Restating Massey’s view that, “Serious accidents that lead to loss of life in any industry often are typically not the result of one, easily identifiable cause … Instead, they usually result from a complex interplay of contributing forces. Separating those strands of forces can take time and intense, expert study. That is why it is so important that for this accident, as for others, there be no rush to judgment about its cause.”

(During the question-and-answer session, I pressed Massey board member Bobby R. Inman about how he reconciled his view that the idea that Massey puts production ahead of safety is a “big lie” with the guilty plea by Aracoma Coal Co. to criminal mine safety violations that led to the deaths of miners Don Bragg and Ellery Hatfield in January 2006. Inman responded that the guilty plea and the violations that led to those deaths “had nothing to do with profit … profit had nothing to do with the Aracoma fire.” Later, Inman also took issue with comments by MSHA and other mine safety experts that all coal-mine explosions are preventable, saying, “All accidents are preventable if you shut down production. Mining is — there is no way around it — is a dangerous business.”)

— Local radio personality Mike Agnello gave Massey a chance to blame the explosion — as Fox News has tried to do — on “seismic activity”  far from the mine site in the days prior to the explosion … and even Massey didn’t try to make this leap. Company officials said they might be able to “make a convoluted case” for that, but would “tend to dismiss” the theory.

— Most interestingly, Massey’s open letter had this to say about MSHA:

It is important to note that the longwall at UBB was not operating with the same ventilation system that it began with in September 2009. MSHA required us to change that system and we complied. Recognizing that professionals can reasonably disagree on the best method of ventilation at a mine, we have discovered the following: 1. that MSHA required several changes since that date that made the ventilation in this area more complex; 2. that the volume of fresh air to the face was significantly reduced during this period; and 3. that our engineers resisted making the changes, in one instance to the point of shutting down production for two days, before agreeing to MSHA’s ventilation plan changes.
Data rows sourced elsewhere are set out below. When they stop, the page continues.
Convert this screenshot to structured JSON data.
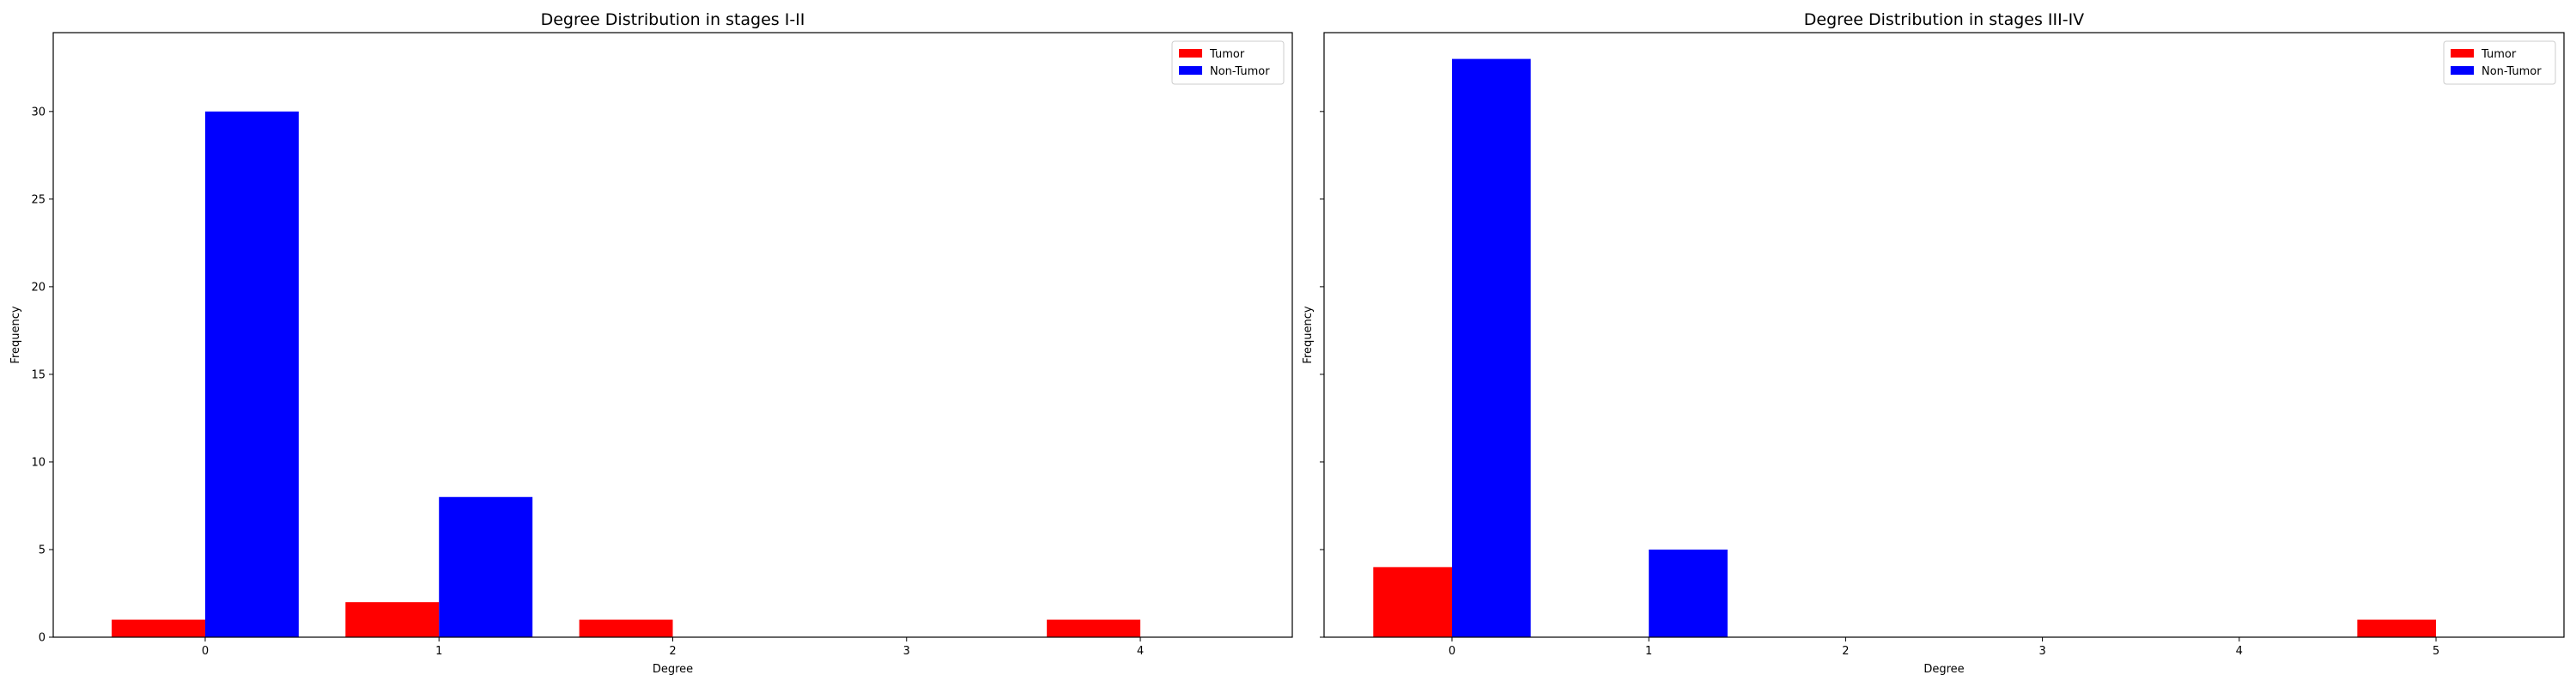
{
  "chart_data": [
    {
      "type": "bar",
      "title": "Degree Distribution in stages I-II",
      "xlabel": "Degree",
      "ylabel": "Frequency",
      "xlim": [
        -0.65,
        4.65
      ],
      "ylim": [
        0,
        34.5
      ],
      "xticks": [
        0,
        1,
        2,
        3,
        4
      ],
      "yticks": [
        0,
        5,
        10,
        15,
        20,
        25,
        30
      ],
      "bar_width": 0.4,
      "legend": "top-right",
      "grid": false,
      "series": [
        {
          "name": "Tumor",
          "color": "#ff0000",
          "x": [
            0,
            1,
            2,
            4
          ],
          "values": [
            1,
            2,
            1,
            1
          ]
        },
        {
          "name": "Non-Tumor",
          "color": "#0000ff",
          "x": [
            0,
            1
          ],
          "values": [
            30,
            8
          ]
        }
      ]
    },
    {
      "type": "bar",
      "title": "Degree Distribution in stages III-IV",
      "xlabel": "Degree",
      "ylabel": "Frequency",
      "xlim": [
        -0.65,
        5.65
      ],
      "ylim": [
        0,
        34.5
      ],
      "xticks": [
        0,
        1,
        2,
        3,
        4,
        5
      ],
      "yticks": [
        0,
        5,
        10,
        15,
        20,
        25,
        30
      ],
      "bar_width": 0.4,
      "legend": "top-right",
      "grid": false,
      "series": [
        {
          "name": "Tumor",
          "color": "#ff0000",
          "x": [
            0,
            5
          ],
          "values": [
            4,
            1
          ]
        },
        {
          "name": "Non-Tumor",
          "color": "#0000ff",
          "x": [
            0,
            1
          ],
          "values": [
            33,
            5
          ]
        }
      ]
    }
  ]
}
Massey officials were quick to add that they aren’t suggesting MSHA is at fault, or that any of these ventilation changes caused the explosion … and during the open press conference, company officials declined to provide any more specifics about the ventilation changes.

Later, Massey board member Stan Suboleski told me there were three types of ventilation changes pushed by MSHA:

— The longwall started out using “belt air” — where a conveyor belt tunnel is used to bring fresh air into the working section — but MSHA retracted its approval for that.

— MSHA put restrictions on how far air from outside could travel when it left the longwall tailgate.

— Agency officials told Massey they could not have air from continuous mining sections returning in one of the longwall gates unless the company traveled the area in its entirety to check for problems.

Now, it’s hard to understand much of that without discussing it while looking at a mine map (which we didn’ t have when I spoke with Suboleski), and I’ve boiled down what he said quite a bit to try to make it a little bit clear.

In his initial remarks at the press conference, Suboleski said that pre-shift examinations the day of the explosion showed no explosive levels of methane and no other hazards to miner health or safety:

There was no evidence of a dangerous condition.

I’m mystified at what occurred at the mine on April 5. Something very unexpected happened at Upper Big Branch.